Simplify:

## Set 15

## Find sin A in Isosceles Triangle

Find a formula for sin A in terms of *b* and *c* only. (Note: △ABC is an isosceles triangle.)

## Mongoes Eat Booms

Suppose that each of the following statements is true:

Either flems are tall or mongoes are not dangerous.

Flems are not tall.

Which of the following conclusions must also be true?

- Mongoes eat booms.
- Mongoes do not eat booms.
- Flems are not dangerous.
- Mongoes are dangerous.
- None of these statements is a possible conclusion.

## Pickled Walnuts, Prof. Piltdown

On the assumption the following nine statements are factually correct, what conclusion, if any, can be drawn?
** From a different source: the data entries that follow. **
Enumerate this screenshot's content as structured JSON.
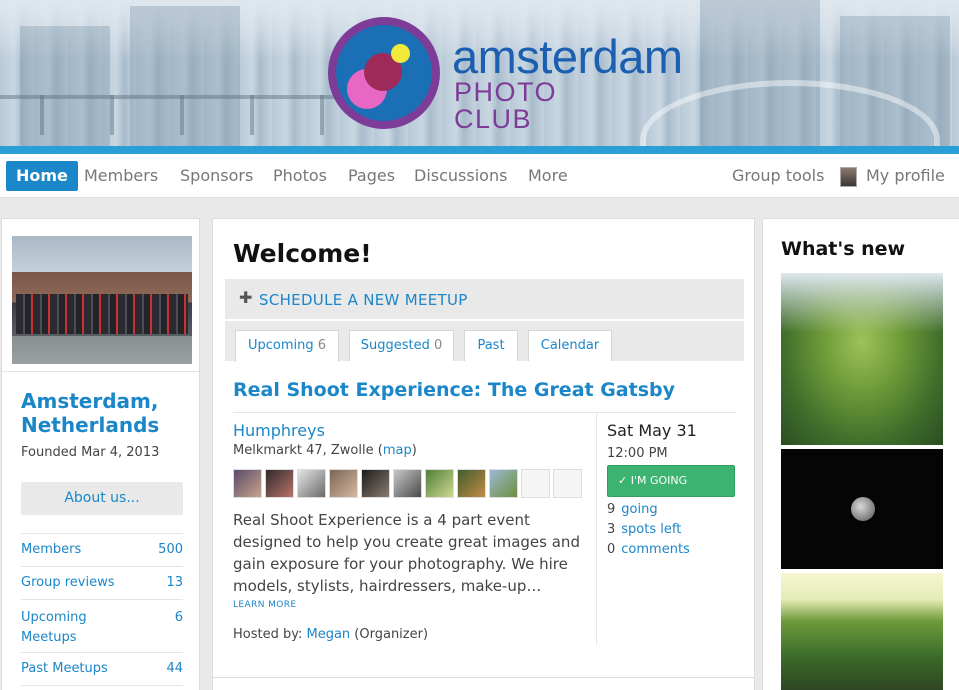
{
  "brand": {
    "logo_line1": "amsterdam",
    "logo_line2": "PHOTO CLUB",
    "colors": {
      "blue": "#1c5fb0",
      "purple": "#7d3c98",
      "accent": "#1b86c8",
      "stripe": "#2a9ed7",
      "going": "#3cb371"
    }
  },
  "nav": {
    "items": [
      "Home",
      "Members",
      "Sponsors",
      "Photos",
      "Pages",
      "Discussions",
      "More"
    ],
    "active": "Home",
    "group_tools": "Group tools",
    "my_profile": "My profile"
  },
  "sidebar": {
    "city": "Amsterdam, Netherlands",
    "founded": "Founded Mar 4, 2013",
    "about_button": "About us...",
    "stats": [
      {
        "label": "Members",
        "value": "500"
      },
      {
        "label": "Group reviews",
        "value": "13"
      },
      {
        "label": "Upcoming Meetups",
        "value": "6"
      },
      {
        "label": "Past Meetups",
        "value": "44"
      }
    ]
  },
  "main": {
    "welcome": "Welcome!",
    "schedule_icon": "plus-icon",
    "schedule_label": "SCHEDULE A NEW MEETUP",
    "tabs": [
      {
        "label": "Upcoming",
        "count": "6"
      },
      {
        "label": "Suggested",
        "count": "0"
      },
      {
        "label": "Past",
        "count": ""
      },
      {
        "label": "Calendar",
        "count": ""
      }
    ],
    "event": {
      "title": "Real Shoot Experience: The Great Gatsby",
      "venue": "Humphreys",
      "address": "Melkmarkt 47, Zwolle (",
      "map_link": "map",
      "address_close": ")",
      "description": "Real Shoot Experience is a 4 part event designed to help you create great images and gain exposure for your photography. We hire models, stylists, hairdressers, make-up…",
      "learn_more": "LEARN MORE",
      "hosted_prefix": "Hosted by: ",
      "host": "Megan",
      "host_role": " (Organizer)",
      "date": "Sat May 31",
      "time": "12:00 PM",
      "going_button": "✓ I'M GOING",
      "rsvp": [
        {
          "count": "9",
          "label": "going"
        },
        {
          "count": "3",
          "label": "spots left"
        },
        {
          "count": "0",
          "label": "comments"
        }
      ]
    }
  },
  "right": {
    "title": "What's new"
  }
}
- Pickled walnuts are always provided at Professor Piltdown’s parties.
- No animal that does not prefer Beethoven to Mozart ever takes a taxi in Bond Street.
- All armadillos can speak the Basque dialect.
- No animal can be registered as a philatelist who does not carry a collapsible umbrella.
- Any animal that can speak Basque is eligible for the Tintinnabulum Club.
- Only animals that are registered philatelists are invited to Professor Piltdown’s parties.
- All animals eligible for the Tintinnabulum Club prefer Mozart to Beethoven.
- The only animals that enjoy pickled walnuts are those who get them at Professor Piltdown’s.
- Only animals that take taxis in Bond Street carry collapsible umbrellas.

## Tennis Ball Can Volume

In a can of tennis balls that is exactly three balls high, which is greater, the volume of the balls or the volume of the air around the balls? (Disregard the thickness of the balls.)

## Parallelepiped

A rectangular parallelepiped has edges with integral lengths *x*, *y*, and *z*. The sum of the lengths of all twelve edges is 72 inches. The sum of the areas of all 6 faces is 212 square inches. The volume of the solid is 144 cubic inches. Find the length in inches of a diagonal of this solid.

## Irregular Hexagon

Express the area of this figure in simplest radical form. There are two right angles, and four other angles that are marked as being congruent.

## Hexagon, Triangle Area

An equilateral triangle and a regular hexagon have perimeters of the same length. If the triangle’s area is 2 square units, what is the area of the hexagon? Unless you’re a budding John Von Neuman, it isn’t necessary to calculate areas and then divide. That’s the hard way.

## Parallelogram, Triangle Areas

In parallelogram ABCD, M and N are midpoints of sides AD and BC, respectively. DN intersects AB at P, CM intersects AB at Q, and DN intersects CM at O. If the area of parallelogram ABCD is 24 square cm, find the area of triangle QPO.

## Collinear Points on Circle

In a rectangular coordinate plane, any circle that passes through (-2, -3) and

(2, 5) cannot also pass through (1989, *y*). Find the value of *y*.